Weird People
I was just thinking about the comment Lynne left me on this post. People ARE so weird sometimes.
In 2000, we were still living down south. We lived in a complex of apartments and townhouses, and there were two other families in our little row with kids in the same general age range. We were all friendly, but not close. Our kids played out back together - four little boys running around (M was an infant). It was cute and pleasant.
When it came time for C's party that year, he wanted a space theme. I found glow-in-the-dark fabric paint for the kids to make themselves tshirts (on navy tshirts), and some inexpensive spacecraft themed flying toys from this company for something for the kids to take home. We invited the neighbors, of course, as well as C's preschool buddies and some other friends. I made sure that all the items were appropriately "aged" for the kids who had them, yet still kept a close eye on everyone. The party was a big hit. Everyone went home happy. End of story, right?
Wrong.
About a week later, one of the neighbors called. Her name was Jessica.
Jessica: Hi, it's Jessica. I wanted to let you know about something.
Me: Okay.
Jessica: You know that flying toy you gave away at C's party?
Me: Yes.
Jessica: Well, Zachary (3) took it apart, and the metal piece that was in the middle was on our living room carpet. Yesterday morning, he tripped and landed on that metal piece, and it cut his face near his eye. It came very close to puncturing his eye.
Me: Oh no! Is Zachary okay? Did he have to get stitches?
Jessica: He's fine. He was very lucky. I just wanted you to know that it was the toy you supplied that did this to him.
Me: I'm so sorry. I never dreamed that could happen. Is there something I can do?
Jessica: No. I just wanted you to know. That it was a toy you gave him.
And that was it.
What. The. Fuck. Of course I felt badly, was upset about Zachary being hurt, but what was all that about? Clearly I was being blamed - but I think wrongly so. The toy was in their house, under their supervision, and their son had taken it apart. I think it was a really unfortunate accident with a very lucky outcome for Zachary. He did end up with a small scar near his eye. I still feel bad this kid was injured and is scarred, but I don't think I'm to blame
I tried to imagine a scenario it which that exchange would be valid, and I was at a loss. I still am. My sister joked to me at the time that it's like an adult contacting a gift giver and saying something like, "Hey, Mary, you know that knife set that you gave us for our wedding? John used it to stab the neighbor. Just wanted you to know." That's a bit extreme for a comparison, granted, but still.
Jessica never talked to me again. We lived two doors down from her for another 15 months, and never a word, and she would barely let our kids interact. The other neighbor, also with kids and who had been at the party, was close to Jessica, and opted not to speak to me for that length of time either. What. Ever. This was very confusing for C, however.

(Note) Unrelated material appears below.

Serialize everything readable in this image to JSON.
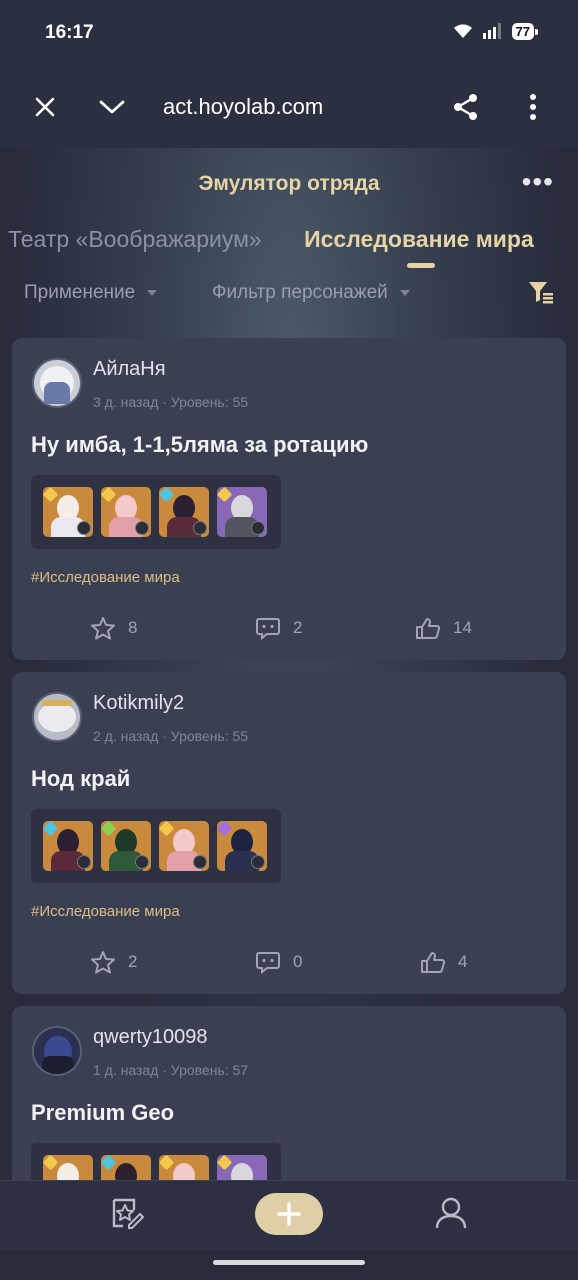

About six months later, Jessica's older son had a birthday party at their house. C clearly had not been invited - not that I would have expected him to be given how things had been, but it was a potentially awkward situation. I realized what was going on the day of the party and had quickly made plans to take C (and M) out of the neighborhood when Tony, Jessica's husband called. He tried to invite C to the party, said they'd intended to invite him all along and so sorry for the delay in calling and won't he be able to come. No, we have other plans, I said. And we left the neighborhood and had a great afternoon at the local science museum with other friends.
I admit I flipped off their door when I drove past it for the last time. Not particularly mature, I know. But it felt kind of good.
2 comments:
O.M.G. The phone call and the blame for the toy are BEYOND weird. What was the point? Did she expect you to break down in tears? She got an apology (which was awfully nice of you, considering you did nothing wrong), but apparently even that's not what she was after. Weird weird weird. I'm glad she's not your neighbor anymore and that she was properly saluted when you left, lol.
WTF? So weird, yet vaguely familiar:-) My MIL does this often. She has a tone and she will enjoy telling me that ANYTHING I vaguely was involved in, suggested, gave her or was standing near didn't work out, broke, hurt her, or didn't pan out and IT"S MY FAULT. What hurts me most about your story is the shunning of the kids. So mature.